Jorg's answer is correct, avoiding complex methods is the way to go. But I wanted to add a practical example of how to segregate these (while trying to minimize the change required).
for example a method that returns all possible moves of a knight in a given chess position
When you think about it, what you're really trying to test is much simpler: checking if two given fields are a possible start/end position for a knight move.
The rest of the logic (returning all valid fields on the board tht you can move to) is merely a for
wrapped around the "is valid start/end field" logic.
The second test can arguably be omitted (IMHO) since it's really just testing a trivial for
loop over the board, and you shouldn't test trivial code.
Martin, despite being one of the fiercest champions of unit testing and TDD, contributed to the debate with his blog entry "The pragmatics of TDD." Martin doesn't test-drive everything. Here's his list of scenarios where he doesn't use TDD:
- Getters and setters
- Member variables
- Functions that are obviously trivial
- GUIs
- Code written by trial and error
- Code written by third parties
A simple for
loop wrapped around a method (which is unit tested already) fits the definition of "obviously trivial".
I'd rather generate 1000 positions at random, and check the result for each one - but how?
Just a short mention, but don't do random. Random is inherently unpredictable, and is bound to lead to inconsistent behavior. E.g. if you run your test twice using random values, and your code happens to have a bug in the white fields but not the black, you're going to get two false positives 1/4 of the time.
The more you test, the smaller that chance becomes to never stumble on an actual error, but the issue remains the same that your unit tests can come up with different results without ever having changed the codebase, which is nonsensical and bound to send you on a quixotical quest to solve a heisenbug (or mistakenly ignore a real bug).
If anything, random dependencies need to be mocked to be not-random for testing purposes, e.g. you test a dice roll with a MockedDice
whose outcome you've fixed (e.g. always rolls 6).
Just to be clear, you are allowed to randomly pick any arbitrary amount of fields and then hardcode them (i.e. you pick them at random, but the runtime doesn't).
You can reuse the same testing method by abstracting and parametrizing it (e.g. void TestForField(Field field, Field[] expectedResults)
and then using it in all tests where you simply call TestForField(fieldA1, new Field[] { fieldB3, fieldC2 })

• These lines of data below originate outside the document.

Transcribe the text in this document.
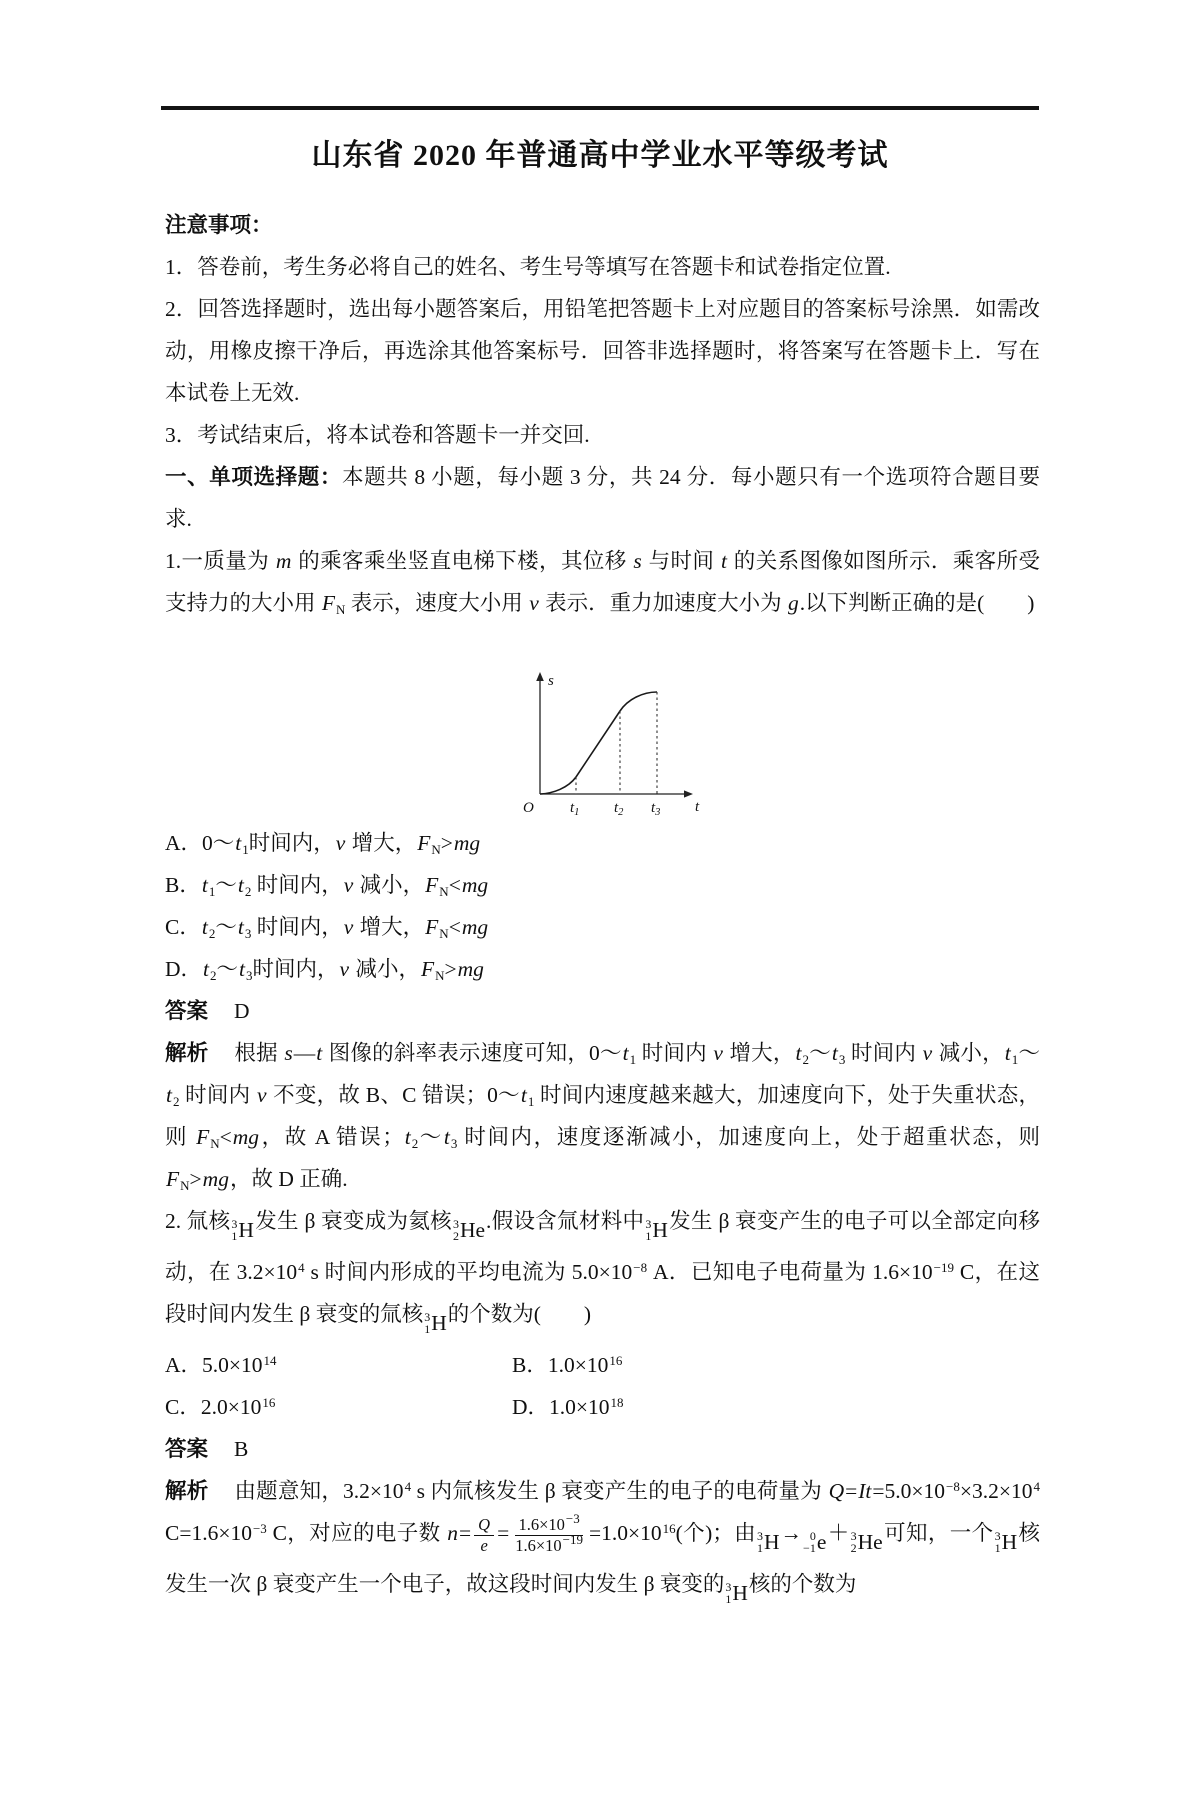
山东省 2020 年普通高中学业水平等级考试

注意事项：

1．答卷前，考生务必将自己的姓名、考生号等填写在答题卡和试卷指定位置.

2．回答选择题时，选出每小题答案后，用铅笔把答题卡上对应题目的答案标号涂黑．如需改动，用橡皮擦干净后，再选涂其他答案标号．回答非选择题时，将答案写在答题卡上．写在本试卷上无效.

3．考试结束后，将本试卷和答题卡一并交回.

一、单项选择题：本题共 8 小题，每小题 3 分，共 24 分．每小题只有一个选项符合题目要求.

1.一质量为 m 的乘客乘坐竖直电梯下楼，其位移 s 与时间 t 的关系图像如图所示．乘客所受支持力的大小用 $F_N$ 表示，速度大小用 v 表示．重力加速度大小为 g.以下判断正确的是(　　)

s
t
O $t_1$ $t_2$ $t_3$

A．$0\sim t_1$时间内，v 增大，$F_N>mg$

B．$t_1\sim t_2$ 时间内，v 减小，$F_N<mg$

C．$t_2\sim t_3$ 时间内，v 增大，$F_N<mg$

D．$t_2\sim t_3$时间内，v 减小，$F_N>mg$

答案 D

解析 根据 s—t 图像的斜率表示速度可知，$0\sim t_1$ 时间内 v 增大，$t_2\sim t_3$ 时间内 v 减小，$t_1\sim t_2$ 时间内 v 不变，故 B、C 错误；$0\sim t_1$ 时间内速度越来越大，加速度向下，处于失重状态，则 $F_N<mg$，故 A 错误；$t_2\sim t_3$ 时间内，速度逐渐减小，加速度向上，处于超重状态，则 $F_N>mg$，故 D 正确.

2. 氚核 3
1 H 发生 β 衰变成为氦核 3
2 He .假设含氚材料中 3
1 H 发生 β 衰变产生的电子可以全部定向移动，在 $3.2\times 10^4$ s 时间内形成的平均电流为 $5.0\times 10^{-8}$ A．已知电子电荷量为 $1.6\times 10^{-19}$ C，在这段时间内发生 β 衰变的氚核 3
1 H 的个数为(　　)

A．$5.0\times 10^{14}$	B．$1.0\times 10^{16}$

C．$2.0\times 10^{16}$	D．$1.0\times 10^{18}$

答案 B

解析 由题意知，$3.2\times 10^4$ s 内氚核发生 β 衰变产生的电子的电荷量为 $Q=It=5.0\times 10^{-8}\times 3.2\times 10^4$ $C=1.6\times 10^{-3}$ C，对应的电子数 $n= \frac{Q}{e} = \frac{1.6\times 10^{-3}}{1.6\times 10^{-19}} =1.0\times 10^{16}$(个)；由 3
1 H → 0
−1 e ＋ 3
2 He 可知，一个 3
1 H 核发生一次 β 衰变产生一个电子，故这段时间内发生 β 衰变的 3
1 H 核的个数为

. This is just a simple example to point out there's nothing wrong with DRY in unit testing - up to a point of simple data changes and not behavioral changes.
However, if you're thinking of writing your tests for all 64 fields, then you need to reconsider (see next paragraph).

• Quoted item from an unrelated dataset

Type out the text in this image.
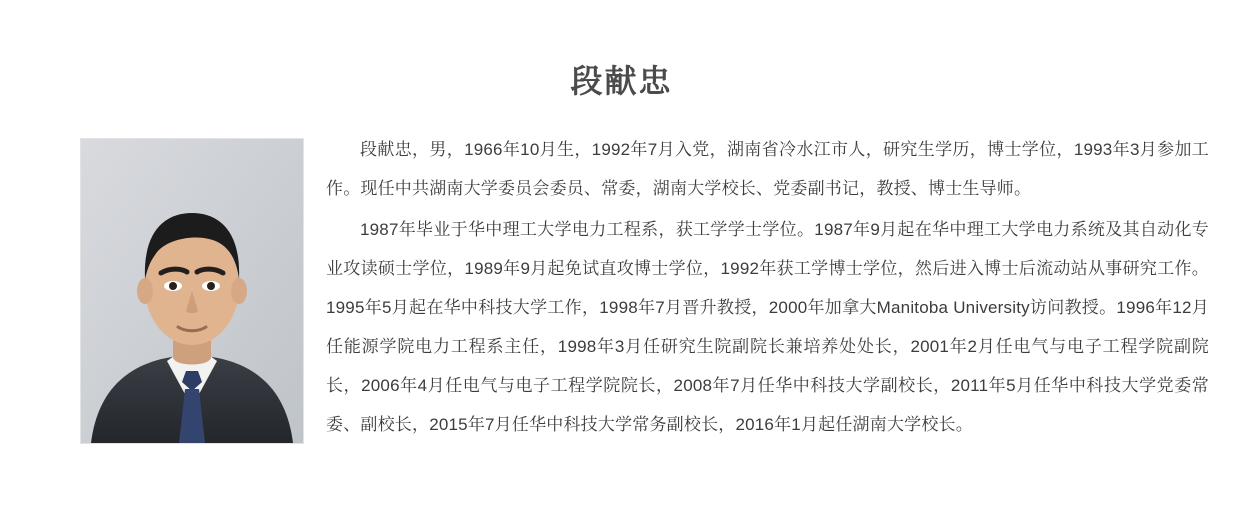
段献忠

段献忠，男，1966年10月生，1992年7月入党，湖南省冷水江市人，研究生学历，博士学位，1993年3月参加工作。现任中共湖南大学委员会委员、常委，湖南大学校长、党委副书记，教授、博士生导师。

1987年毕业于华中理工大学电力工程系，获工学学士学位。1987年9月起在华中理工大学电力系统及其自动化专业攻读硕士学位，1989年9月起免试直攻博士学位，1992年获工学博士学位，然后进入博士后流动站从事研究工作。1995年5月起在华中科技大学工作，1998年7月晋升教授，2000年加拿大Manitoba University访问教授。1996年12月任能源学院电力工程系主任，1998年3月任研究生院副院长兼培养处处长，2001年2月任电气与电子工程学院副院长，2006年4月任电气与电子工程学院院长，2008年7月任华中科技大学副校长，2011年5月任华中科技大学党委常委、副校长，2015年7月任华中科技大学常务副校长，2016年1月起任湖南大学校长。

I would have to basically re-code the whole method again in the test, to be able to verify the result!?
This is where testing goes off the deep end and becomes a futile exercise in writing the same thing twice and hoping you wrote it right at least one of the times. This is the outer edge of the usefulness of testing, where you realize you've gone too far.
Don't worry, every developer encounters this. When you are overly diligent in testing, you end up realizing that this is exactly where your zeal has led you.
If you are able to list all fields and their expected outcomes, and are sure of its correctness (since you want to use it as the measure of correctness for your unit tests), then you've proven that the code you're testing is pointless. You can delete the code and instead just read data from the mapping you just created (your test data) without needing to calculate anything. The data is correct and complete, so there's no point to calculating anything on the fly anymore!
If you are not able (or willing) to list everything, that means your code has a purpose (it does what you're unable/unwilling to do manually). And to verify that your code does its job well, you perform some sampling, i.e. testing with a subset of possible values so you have a rudimentary understanding of whether the logic works or not. You do this by testing the basics and any easy errors you can think of. For example:
- Basic test to see if the logic does return the expected outcomes when the input field is in the middle of the board
- Test to see if the logic doesn't return "off the board" results when the input field is on the board's edge
- Test to see if the logic doesn't return any fields where there is already a piece of the same color
- Test to see if the logic does return any fields where there is already a piece of the opposing color
This catches most errors you're likely to make.
Does this catch every possible error? No. There are four things missing (that I can think of - there are probably even more):
- It's not adequately testing for pawns where normal moves and attack moves are fundamentally different
- It's not testing for en passant movement
- It's not testing for castling
- It's not testing for cases where moving the current piece would render your king check (making it impossible to move this piece).
Note: the sheer variety of situations suggests that your complex method needs to be separated into multiple behaviors, which should all be tested separately. But that's not what I want to focus on here.
But you can't be expected to know every possible error and fringe case in advance, nor can you be expected to never forget something. If you were able to do that, you'd never need to write tests to begin with because you'd be writing perfect code!
Unit tests should be refined iteratively. You write the tests that seem valid, and then you rely on them. If you find another bug in the logic, you revisit the tests and wonder why the tests didn't catch it. When you figure that out, you add another test which now catches the thing you forgot to write a test for the first time. And then you rely on your tests until you find another bug, and you repeat the process.
I've written a chess engine, and the latter two unit tests I mentioned are tests I had to add at a later stage because I hadn't yet thought about it back when I was making my basic movement logic and their unit tests. It's absolutely normal to not be able to catch everything beforehand and have to expand your tests later.
Never succumb to the arrogance of thinking you will get it right the first time. The real development skill is in correcting with mistakes gracefully, as opposed to the pipedream of never making mistakes in the first place.
Unit tests are there to make sure you don't have to solve the same thing twice. Unit tests do not prevent you having to solve an issue once.